The Hungry Bear has endured the many decades with different owners, a significant expansion, and evolving gastronomic emphases. Current owners Rick Medeiros and Deb Urick assumed ownership in June 2020, with Cole Urick as the lead chef. From what I can tell, the owners spend every waking moment tending their business, and their effort and energy shows.
My evaluation is based on many encounters. The Swan Valley Community Foundation had a large event at the HB for around 80 people. Despite the numbers and the challenge of an outdoor event, the prime rib was perfectly done, the halibut flavorful, and the fettucine tastefully creamy with tender chicken.
We had our annual Lindbergh Lake Homeowners Association picnic at the Bear with around 40, and the crew kept up with our insatiable pizza demand. The crust is crispy and light, and the formula of cheeses, sauce, and toppings finds that magic which home pizza chefs find so elusive.
I took my three thirty-something kids and (same) wife recently to the HB for further study. Starting off with an excellent draft Hefeweizen—Miner’s Gold—might affect the judgement of lesser souls, but I remained objective. The spinach and artichoke dip appetizer was delirious, especially combined with the homemade pita chips. Daughter Sally had the Strawberry Fields Salad, which was a riot of fresh greens, berries, cheeses, and nuts with a light but determined vinaigrette. Son Luke and I shared the “Cowboy” sandwich—a prime rib French Dip with provolone on sourdough, and the special of the day—Country Fried Steak. Both were outstanding, the prime rib again perfect on toasted bread, and the steak crispy with gravy so good it came with a coronary stent. If that didn’t get you, the slightly sweet and crunchy onion rings will. Daughter Cathy had the fettucine, and Pam a “Lindbergh Pizza”. Both pronounced their choices a success.
A long-time mainstay of the HB has been the cheese soup. Daughter Sally has loved it so much we have shipped it to her in various locations across the country. Naturally she had a bowl with her salad and felt that the formula has evolved—a bit more creamy, slightly sharper cheese—which she endorsed.

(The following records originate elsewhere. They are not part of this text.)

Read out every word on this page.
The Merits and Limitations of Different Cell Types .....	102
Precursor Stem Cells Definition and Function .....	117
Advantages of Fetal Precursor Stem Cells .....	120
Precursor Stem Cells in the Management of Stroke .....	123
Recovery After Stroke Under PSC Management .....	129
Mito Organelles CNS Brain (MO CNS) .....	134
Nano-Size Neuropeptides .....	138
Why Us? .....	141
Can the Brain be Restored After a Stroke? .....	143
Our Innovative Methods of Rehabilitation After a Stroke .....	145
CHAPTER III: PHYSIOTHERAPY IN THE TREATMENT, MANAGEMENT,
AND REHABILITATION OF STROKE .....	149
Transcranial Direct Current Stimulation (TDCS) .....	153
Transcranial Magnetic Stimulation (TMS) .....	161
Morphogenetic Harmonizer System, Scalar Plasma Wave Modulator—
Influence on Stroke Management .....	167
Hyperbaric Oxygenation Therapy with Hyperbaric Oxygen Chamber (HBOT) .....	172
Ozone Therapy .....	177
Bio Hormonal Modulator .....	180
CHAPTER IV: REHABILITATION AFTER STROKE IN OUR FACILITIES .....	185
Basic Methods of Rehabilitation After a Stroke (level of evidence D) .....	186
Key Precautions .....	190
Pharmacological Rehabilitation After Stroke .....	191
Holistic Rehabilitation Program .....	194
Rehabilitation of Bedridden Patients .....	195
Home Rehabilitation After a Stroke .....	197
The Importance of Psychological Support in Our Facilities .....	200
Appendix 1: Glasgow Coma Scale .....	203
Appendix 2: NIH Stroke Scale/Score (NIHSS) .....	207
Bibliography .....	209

I had a little of everything as I am something of a family goat. My kids have learned to eat like prison inmates, guarding their dinner with a forearm when they see me gazing speculatively at their food. I found the dinner to be consistently excellent. We had five entrees, an appetizer, some soft drinks, and two beers with a ticket of $126. Despite its rural location, the HB seems about 15-20% less than Missoula or Billings.
Thursday night karaoke and some terrific live music at the Bear have been big draws for the Condon locals as well as some destination travelers as the word has gotten out.
The nostalgic pull of a place I helped build, of decades of memories, is cool, but only goes so far. The efforts of a hard-working family putting out a great product will keep me coming back.